2026-03-03
-Aneshya Das
Everyone has seen the panic on their feeds by now. "An AI just built a functional website in 10 seconds. Software engineering is dead." It is the tech world's new favorite doomsday prophecy.
If you just look at the surface, it’s easy to believe. You ask a chatbot for a standard React component or a basic data fetching function, and it spits it out flawlessly before you’ve even taken a sip of your coffee. If that is what you think "coding" is, then yes, the future looks pretty bleak for human developers.
But let’s take a collective breath and look at what is actually happening. We aren't witnessing the death of programming; we are watching the death of the "syntax typist."
Let me break down why the developer of 2036 will still be very much employed, just doing a completely different job.
Layer 1: The New Compiler Think about the history of computer science.

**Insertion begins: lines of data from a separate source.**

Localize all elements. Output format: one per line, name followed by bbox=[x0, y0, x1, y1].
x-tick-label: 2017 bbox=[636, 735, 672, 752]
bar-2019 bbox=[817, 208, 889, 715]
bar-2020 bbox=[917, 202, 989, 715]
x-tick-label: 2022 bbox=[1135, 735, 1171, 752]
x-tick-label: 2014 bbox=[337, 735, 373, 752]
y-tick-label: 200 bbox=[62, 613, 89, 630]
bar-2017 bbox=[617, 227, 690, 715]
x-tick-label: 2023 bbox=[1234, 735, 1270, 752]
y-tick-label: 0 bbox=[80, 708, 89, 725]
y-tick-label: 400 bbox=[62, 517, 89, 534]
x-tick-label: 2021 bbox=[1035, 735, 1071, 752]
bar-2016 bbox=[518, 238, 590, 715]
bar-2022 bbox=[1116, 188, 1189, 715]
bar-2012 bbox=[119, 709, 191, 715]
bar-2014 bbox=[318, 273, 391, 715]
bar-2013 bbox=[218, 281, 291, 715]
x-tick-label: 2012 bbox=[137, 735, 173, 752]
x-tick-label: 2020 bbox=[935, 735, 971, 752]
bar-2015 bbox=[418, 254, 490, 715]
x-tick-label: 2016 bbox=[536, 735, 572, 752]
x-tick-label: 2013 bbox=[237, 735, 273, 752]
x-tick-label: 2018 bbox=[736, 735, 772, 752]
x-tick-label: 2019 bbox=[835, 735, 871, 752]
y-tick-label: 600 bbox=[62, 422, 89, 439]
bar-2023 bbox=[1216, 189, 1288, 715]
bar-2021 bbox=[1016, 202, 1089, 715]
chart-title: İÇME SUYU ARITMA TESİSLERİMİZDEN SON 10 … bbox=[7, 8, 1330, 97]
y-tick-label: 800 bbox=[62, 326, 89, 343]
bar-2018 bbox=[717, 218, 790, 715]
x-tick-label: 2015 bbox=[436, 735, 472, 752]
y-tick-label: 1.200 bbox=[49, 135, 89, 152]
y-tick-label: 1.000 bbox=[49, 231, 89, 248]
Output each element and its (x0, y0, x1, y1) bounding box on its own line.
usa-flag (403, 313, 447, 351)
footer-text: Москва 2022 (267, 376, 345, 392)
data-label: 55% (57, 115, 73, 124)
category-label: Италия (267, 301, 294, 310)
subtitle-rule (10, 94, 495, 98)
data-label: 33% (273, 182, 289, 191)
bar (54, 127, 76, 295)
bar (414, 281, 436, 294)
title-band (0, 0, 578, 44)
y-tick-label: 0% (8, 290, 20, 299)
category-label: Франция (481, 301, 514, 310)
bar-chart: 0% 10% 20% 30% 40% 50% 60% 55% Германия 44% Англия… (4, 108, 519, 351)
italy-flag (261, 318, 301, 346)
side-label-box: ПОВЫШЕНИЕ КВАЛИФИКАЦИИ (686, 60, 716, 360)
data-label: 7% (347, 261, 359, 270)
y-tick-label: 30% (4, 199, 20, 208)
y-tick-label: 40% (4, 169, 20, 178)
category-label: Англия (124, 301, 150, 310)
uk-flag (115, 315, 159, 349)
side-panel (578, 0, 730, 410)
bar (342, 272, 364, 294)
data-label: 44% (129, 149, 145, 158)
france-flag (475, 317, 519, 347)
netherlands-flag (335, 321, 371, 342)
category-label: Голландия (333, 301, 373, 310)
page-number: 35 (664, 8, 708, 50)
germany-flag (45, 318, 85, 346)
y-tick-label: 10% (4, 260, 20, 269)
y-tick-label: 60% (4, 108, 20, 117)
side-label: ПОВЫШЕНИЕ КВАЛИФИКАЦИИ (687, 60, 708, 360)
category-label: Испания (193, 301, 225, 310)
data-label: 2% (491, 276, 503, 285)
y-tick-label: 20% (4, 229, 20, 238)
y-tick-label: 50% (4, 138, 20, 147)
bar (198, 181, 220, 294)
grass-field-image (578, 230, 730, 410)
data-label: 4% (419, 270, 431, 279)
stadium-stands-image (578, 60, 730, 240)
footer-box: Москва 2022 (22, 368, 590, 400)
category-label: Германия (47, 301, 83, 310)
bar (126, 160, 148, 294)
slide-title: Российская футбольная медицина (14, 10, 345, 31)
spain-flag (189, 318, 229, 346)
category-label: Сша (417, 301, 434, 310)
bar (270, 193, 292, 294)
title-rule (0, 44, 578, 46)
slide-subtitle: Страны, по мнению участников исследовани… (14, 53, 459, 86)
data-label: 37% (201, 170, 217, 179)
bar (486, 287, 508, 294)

Decades ago, developers wrote in Assembly language—literally moving bits around in memory. Then came C, then Python, then high-level frameworks. Every time we added an abstraction layer, people panicked that "real coding" was dying.
AI is just the newest abstraction layer. It is the new compiler. We are moving away from writing boilerplate code and moving towards "orchestration." Instead of spending an hour setting up standard routing, we will delegate that to an AI agent. But the fundamental logic? That is still on us.
Layer 2: System Design Over Syntax This is where the reality check hits the AI hype. An AI is fantastic at writing isolated, single-file functions. But software is rarely an isolated function.
Ask an AI to generate a login form, and it wins. But ask an AI to securely connect a React frontend to an Express.js backend, route it through a MongoDB database, handle authentication tokens securely, and manage complex state across a massive user base without crashing? Suddenly, your "AI developer" gets confused, hallucinates, and breaks the build.
The same applies to machine learning. An AI can spit out the boilerplate Python script to build a neural network. But when your Convolutional Neural Network (CNN) starts wildly misclassifying data, or your NLP model struggles with complex, code-mixed data like Hinglish because of weird tokenization issues, AI cannot intuitively troubleshoot the data constraints.
Putting the puzzle pieces together, understanding edge cases, and ensuring security requires an overarching architectural vision. AI is the bricklayer; the developer is the architect.
Layer 3: The Debugging Nightmare If you think debugging your own code is painful, wait until you have to debug millions of lines of code generated by a black-box AI model that hallucinates 5% of the time.

Image Source: gemini.google.com
As AI generates more code, the value of a developer who can actually read, trace, and fix complex system architectures will skyrocket. The future belongs to problem solvers, not code monkeys.
The Verdict Will we still "code" in 10 years? If by coding, you mean manually typing out every single bracket and semicolon, then probably not.
But if you mean breaking down complex human problems into logical, scalable, and secure technical systems? Absolutely. In fact, it's going to be more important than ever.
In the end, AI won't replace developers. But a developer who knows how to orchestrate AI will absolutely replace a developer who doesn't. So, keep building, keep debugging, and maybe just let the AI write your CSS.